Not all of them have better $/GB, but sometimes you need more capacity quickly to manage seasonal spikes. You just need flexibility about where you can place your data. This is always a Good Thing.
Why stop at tiering? We can do much more than that. We are releasing a new software version right now but, at the same time, we are working on version 17.10 (OpenIO SDS has a 6-month release cycle).
I don’t want to give too many spoilers, but in the fall you can expect to get much more than just tiering from us. Most enterprise customers want options, and we want to make OpenIO SDS a data platform that can stretch across multiple clouds; or if it is easier to understand, that can extend your on-premises installation to the public cloud.Public object stores will become storage pools too. What does this really mean? Quite a lot, actually!

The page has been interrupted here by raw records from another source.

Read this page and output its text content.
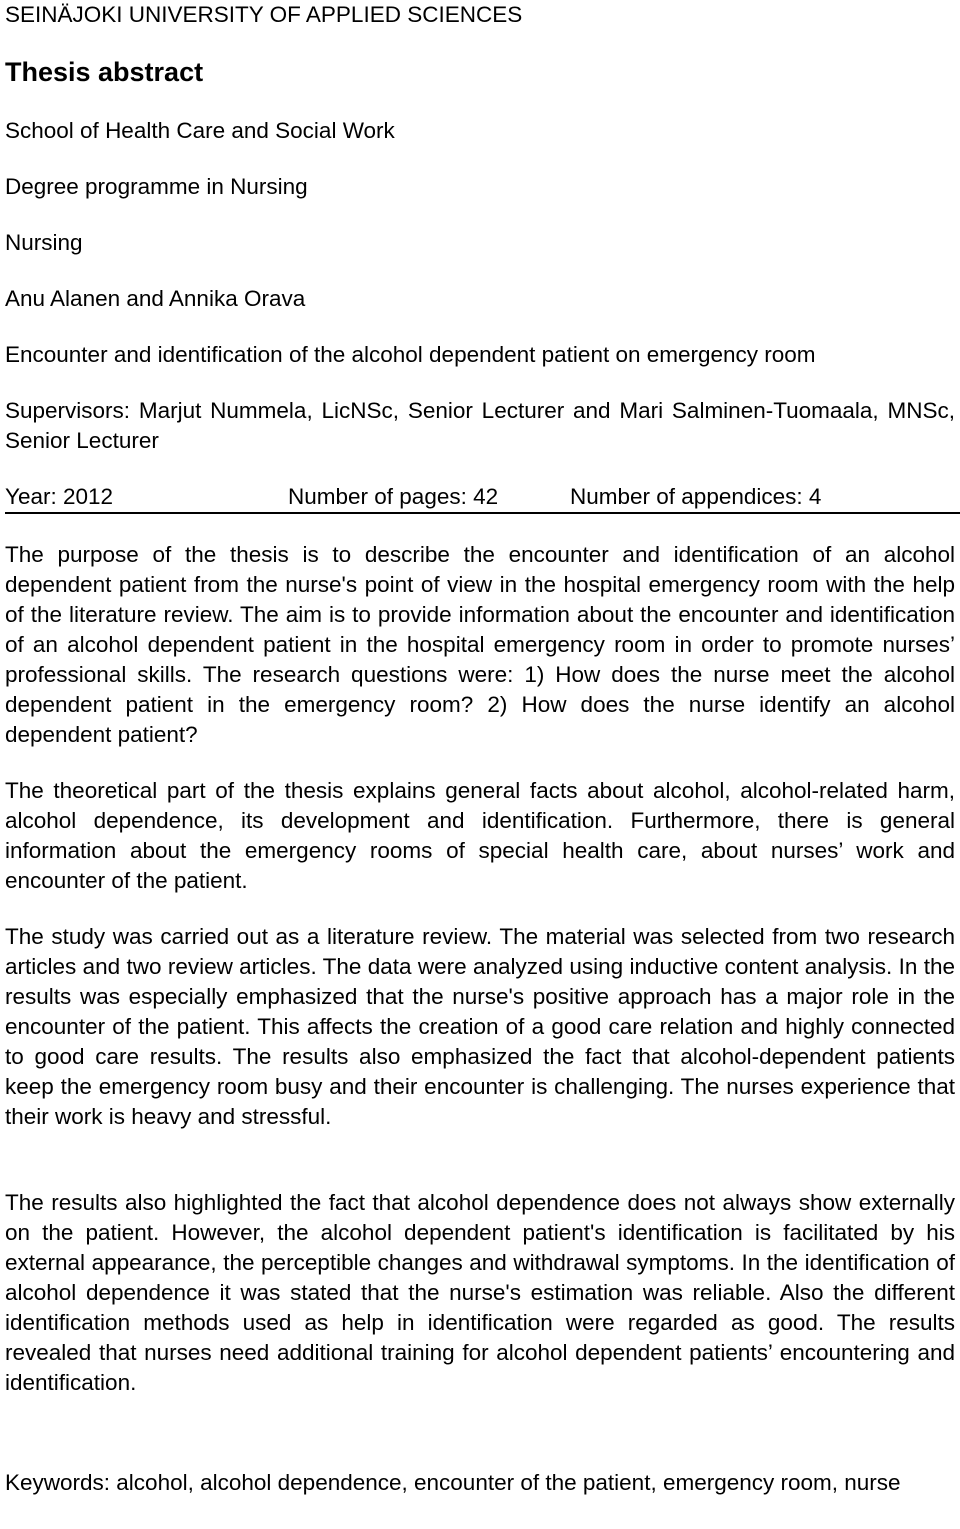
SEINÄJOKI UNIVERSITY OF APPLIED SCIENCES
Thesis abstract
School of Health Care and Social Work
Degree programme in Nursing
Nursing
Anu Alanen and Annika Orava
Encounter and identification of the alcohol dependent patient on emergency room
Supervisors: Marjut Nummela, LicNSc, Senior Lecturer and Mari Salminen-Tuomaala, MNSc, Senior Lecturer
Year: 2012	Number of pages: 42	Number of appendices: 4

The purpose of the thesis is to describe the encounter and identification of an alcohol dependent patient from the nurse's point of view in the hospital emergency room with the help of the literature review. The aim is to provide information about the encounter and identification of an alcohol dependent patient in the hospital emergency room in order to promote nurses’ professional skills. The research questions were: 1) How does the nurse meet the alcohol dependent patient in the emergency room? 2) How does the nurse identify an alcohol dependent patient?

The theoretical part of the thesis explains general facts about alcohol, alcohol-related harm, alcohol dependence, its development and identification. Furthermore, there is general information about the emergency rooms of special health care, about nurses’ work and encounter of the patient.

The study was carried out as a literature review. The material was selected from two research articles and two review articles. The data were analyzed using inductive content analysis. In the results was especially emphasized that the nurse's positive approach has a major role in the encounter of the patient. This affects the creation of a good care relation and highly connected to good care results. The results also emphasized the fact that alcohol-dependent patients keep the emergency room busy and their encounter is challenging. The nurses experience that their work is heavy and stressful.

The results also highlighted the fact that alcohol dependence does not always show externally on the patient. However, the alcohol dependent patient's identification is facilitated by his external appearance, the perceptible changes and withdrawal symptoms. In the identification of alcohol dependence it was stated that the nurse's estimation was reliable. Also the different identification methods used as help in identification were regarded as good. The results revealed that nurses need additional training for alcohol dependent patients’ encountering and identification.

Keywords: alcohol, alcohol dependence, encounter of the patient, emergency room, nurse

Again, there are many use cases for this. First of all, for smaller customers, with only a single site, it will be possible to deploy a copy of their data on a public object store (not just tiering; an exact copy of what is stored locally). Then there are customers who want to keep control over the full stack; they’ll be able to get the same identical software running on the cloud, which is great when you want to start quickly and are still not sure about the future of the application. But, above all, you’ll be able to extend the cluster between your on-premises installation and the cloud with applications that will be transparently enabled to access data dynamically, always using the shortest or the most convenient path thanks to Conscience technology.
At the end of the day, with OpenIO SDS you’ll have a complete embedded data lifecycle management platform integrated in the object store, without needing to buy additional products.
Data life cycle management for object storage is important. If the object store can deliver more performance, but you want to maintain control over cost, policy-driven tiering and dynamic data placement are the keys. Even more so, if you can choose between on-premises storage and the public cloud (or both), you will have even more options and opportunities to save money, as well as provide better service.
Once again, OpenIO SDS gives you options, hence flexibility, because its core is designed from the ground up to work this way. Its lightweight architecture, based on a distributed directory structure instead of the traditional hash table, along with Conscience technology, make the difference in terms of flexibility, while Grid for Apps, our event-driven serverless compute framework, takes efficiency to the next level.